For some reason, TL have been reluctant to adopt a split pushing strategy. If they want to try a different approach to teamfights, they can try giving Quas a chance to carry teamfights. One of the most disappointing trends in TL’s history has been their tendency to dump Quas on supportive picks in the play-offs, even though their most memorable wins, such as Curse’s’s 3-0 against CLG in Season 4, have came off the back of Quas’s great individual play on champions such as Nidalee or Hecarim.. In contrast, his play on tanks, particularly when using Teleport, has been one of the team’s biggest issues. Carry picks like Gangplank have much less impact off of a Teleport then picks like Maokai.

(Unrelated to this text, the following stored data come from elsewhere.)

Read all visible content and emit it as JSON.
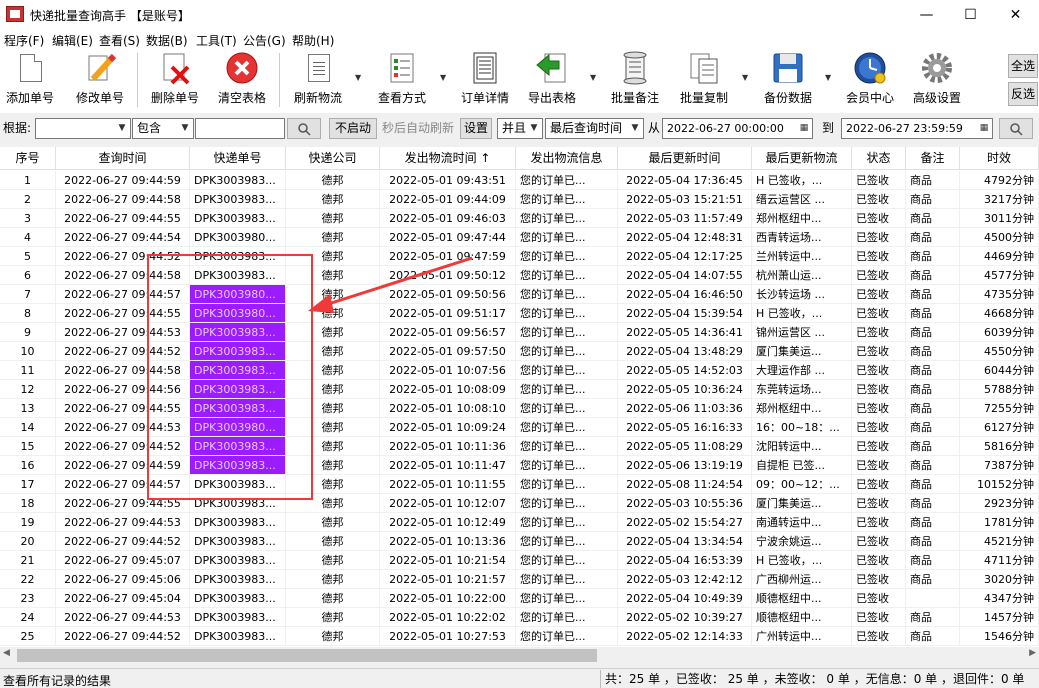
{
  "title": "快递批量查询高手 【是账号】",
  "window_controls": {
    "minimize": "—",
    "maximize": "☐",
    "close": "✕"
  },
  "menu": [
    "程序(F)",
    "编辑(E)",
    "查看(S)",
    "数据(B)",
    "工具(T)",
    "公告(G)",
    "帮助(H)"
  ],
  "toolbar": [
    "添加单号",
    "修改单号",
    "删除单号",
    "清空表格",
    "刷新物流",
    "查看方式",
    "订单详情",
    "导出表格",
    "批量备注",
    "批量复制",
    "备份数据",
    "会员中心",
    "高级设置"
  ],
  "select_panel": {
    "select_all": "全选",
    "invert": "反选"
  },
  "filter": {
    "basis_label": "根据:",
    "basis_value": "",
    "match_value": "包含",
    "search_value": "",
    "auto_refresh_btn": "不启动",
    "auto_refresh_text": "秒后自动刷新",
    "settings_btn": "设置",
    "logic_value": "并且",
    "time_field": "最后查询时间",
    "from_label": "从",
    "from_value": "2022-06-27 00:00:00",
    "to_label": "到",
    "to_value": "2022-06-27 23:59:59"
  },
  "columns": [
    "序号",
    "查询时间",
    "快递单号",
    "快递公司",
    "发出物流时间 ↑",
    "发出物流信息",
    "最后更新时间",
    "最后更新物流",
    "状态",
    "备注",
    "时效"
  ],
  "rows": [
    [
      "1",
      "2022-06-27 09:44:59",
      "DPK3003983...",
      "德邦",
      "2022-05-01 09:43:51",
      "您的订单已...",
      "2022-05-04 17:36:45",
      "H 已签收，...",
      "已签收",
      "商品",
      "4792分钟"
    ],
    [
      "2",
      "2022-06-27 09:44:58",
      "DPK3003983...",
      "德邦",
      "2022-05-01 09:44:09",
      "您的订单已...",
      "2022-05-03 15:21:51",
      "缙云运营区 ...",
      "已签收",
      "商品",
      "3217分钟"
    ],
    [
      "3",
      "2022-06-27 09:44:55",
      "DPK3003983...",
      "德邦",
      "2022-05-01 09:46:03",
      "您的订单已...",
      "2022-05-03 11:57:49",
      "郑州枢纽中...",
      "已签收",
      "商品",
      "3011分钟"
    ],
    [
      "4",
      "2022-06-27 09:44:54",
      "DPK3003980...",
      "德邦",
      "2022-05-01 09:47:44",
      "您的订单已...",
      "2022-05-04 12:48:31",
      "西青转运场...",
      "已签收",
      "商品",
      "4500分钟"
    ],
    [
      "5",
      "2022-06-27 09:44:52",
      "DPK3003983...",
      "德邦",
      "2022-05-01 09:47:59",
      "您的订单已...",
      "2022-05-04 12:17:25",
      "兰州转运中...",
      "已签收",
      "商品",
      "4469分钟"
    ],
    [
      "6",
      "2022-06-27 09:44:58",
      "DPK3003983...",
      "德邦",
      "2022-05-01 09:50:12",
      "您的订单已...",
      "2022-05-04 14:07:55",
      "杭州萧山运...",
      "已签收",
      "商品",
      "4577分钟"
    ],
    [
      "7",
      "2022-06-27 09:44:57",
      "DPK3003980...",
      "德邦",
      "2022-05-01 09:50:56",
      "您的订单已...",
      "2022-05-04 16:46:50",
      "长沙转运场 ...",
      "已签收",
      "商品",
      "4735分钟"
    ],
    [
      "8",
      "2022-06-27 09:44:55",
      "DPK3003980...",
      "德邦",
      "2022-05-01 09:51:17",
      "您的订单已...",
      "2022-05-04 15:39:54",
      "H 已签收，...",
      "已签收",
      "商品",
      "4668分钟"
    ],
    [
      "9",
      "2022-06-27 09:44:53",
      "DPK3003983...",
      "德邦",
      "2022-05-01 09:56:57",
      "您的订单已...",
      "2022-05-05 14:36:41",
      "锦州运营区 ...",
      "已签收",
      "商品",
      "6039分钟"
    ],
    [
      "10",
      "2022-06-27 09:44:52",
      "DPK3003983...",
      "德邦",
      "2022-05-01 09:57:50",
      "您的订单已...",
      "2022-05-04 13:48:29",
      "厦门集美运...",
      "已签收",
      "商品",
      "4550分钟"
    ],
    [
      "11",
      "2022-06-27 09:44:58",
      "DPK3003983...",
      "德邦",
      "2022-05-01 10:07:56",
      "您的订单已...",
      "2022-05-05 14:52:03",
      "大理运作部 ...",
      "已签收",
      "商品",
      "6044分钟"
    ],
    [
      "12",
      "2022-06-27 09:44:56",
      "DPK3003983...",
      "德邦",
      "2022-05-01 10:08:09",
      "您的订单已...",
      "2022-05-05 10:36:24",
      "东莞转运场...",
      "已签收",
      "商品",
      "5788分钟"
    ],
    [
      "13",
      "2022-06-27 09:44:55",
      "DPK3003983...",
      "德邦",
      "2022-05-01 10:08:10",
      "您的订单已...",
      "2022-05-06 11:03:36",
      "郑州枢纽中...",
      "已签收",
      "商品",
      "7255分钟"
    ],
    [
      "14",
      "2022-06-27 09:44:53",
      "DPK3003980...",
      "德邦",
      "2022-05-01 10:09:24",
      "您的订单已...",
      "2022-05-05 16:16:33",
      "16：00~18：...",
      "已签收",
      "商品",
      "6127分钟"
    ],
    [
      "15",
      "2022-06-27 09:44:52",
      "DPK3003983...",
      "德邦",
      "2022-05-01 10:11:36",
      "您的订单已...",
      "2022-05-05 11:08:29",
      "沈阳转运中...",
      "已签收",
      "商品",
      "5816分钟"
    ],
    [
      "16",
      "2022-06-27 09:44:59",
      "DPK3003983...",
      "德邦",
      "2022-05-01 10:11:47",
      "您的订单已...",
      "2022-05-06 13:19:19",
      "自提柜 已签...",
      "已签收",
      "商品",
      "7387分钟"
    ],
    [
      "17",
      "2022-06-27 09:44:57",
      "DPK3003983...",
      "德邦",
      "2022-05-01 10:11:55",
      "您的订单已...",
      "2022-05-08 11:24:54",
      "09：00~12：...",
      "已签收",
      "商品",
      "10152分钟"
    ],
    [
      "18",
      "2022-06-27 09:44:55",
      "DPK3003983...",
      "德邦",
      "2022-05-01 10:12:07",
      "您的订单已...",
      "2022-05-03 10:55:36",
      "厦门集美运...",
      "已签收",
      "商品",
      "2923分钟"
    ],
    [
      "19",
      "2022-06-27 09:44:53",
      "DPK3003983...",
      "德邦",
      "2022-05-01 10:12:49",
      "您的订单已...",
      "2022-05-02 15:54:27",
      "南通转运中...",
      "已签收",
      "商品",
      "1781分钟"
    ],
    [
      "20",
      "2022-06-27 09:44:52",
      "DPK3003983...",
      "德邦",
      "2022-05-01 10:13:36",
      "您的订单已...",
      "2022-05-04 13:34:54",
      "宁波余姚运...",
      "已签收",
      "商品",
      "4521分钟"
    ],
    [
      "21",
      "2022-06-27 09:45:07",
      "DPK3003983...",
      "德邦",
      "2022-05-01 10:21:54",
      "您的订单已...",
      "2022-05-04 16:53:39",
      "H 已签收，...",
      "已签收",
      "商品",
      "4711分钟"
    ],
    [
      "22",
      "2022-06-27 09:45:06",
      "DPK3003983...",
      "德邦",
      "2022-05-01 10:21:57",
      "您的订单已...",
      "2022-05-03 12:42:12",
      "广西柳州运...",
      "已签收",
      "商品",
      "3020分钟"
    ],
    [
      "23",
      "2022-06-27 09:45:04",
      "DPK3003983...",
      "德邦",
      "2022-05-01 10:22:00",
      "您的订单已...",
      "2022-05-04 10:49:39",
      "顺德枢纽中...",
      "已签收",
      "",
      "4347分钟"
    ],
    [
      "24",
      "2022-06-27 09:44:53",
      "DPK3003983...",
      "德邦",
      "2022-05-01 10:22:02",
      "您的订单已...",
      "2022-05-02 10:39:27",
      "顺德枢纽中...",
      "已签收",
      "商品",
      "1457分钟"
    ],
    [
      "25",
      "2022-06-27 09:44:52",
      "DPK3003983...",
      "德邦",
      "2022-05-01 10:27:53",
      "您的订单已...",
      "2022-05-02 12:14:33",
      "广州转运中...",
      "已签收",
      "商品",
      "1546分钟"
    ]
  ],
  "scroll_arrows": {
    "left": "◀",
    "right": "▶"
  },
  "status": {
    "left": "查看所有记录的结果",
    "right": "共：25 单 ，已签收： 25 单 ，未签收： 0 单 ，无信息：0 单 ，退回件：0 单"
  },
  "colors": {
    "highlight": "#9b1cff",
    "annotation": "#f03a3a"
  }
}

But because Quas isn’t very good at Teleport, TL won’t be giving up much and will be gaining a strong teamfight damage threat. Piglet and Fenix are both great at cleaning up teamfights, but struggle in a primary carry role. Because of this, it might be worth giving Quas a chance.
The key to winning the gauntlet is solving weaknesses. All of the gauntlet teams are here for a reason – these weaknesses are what kept them for qualifying for worlds in the first place. The first team to solve their problems will be the North America’s third team to qualify for the World Championships.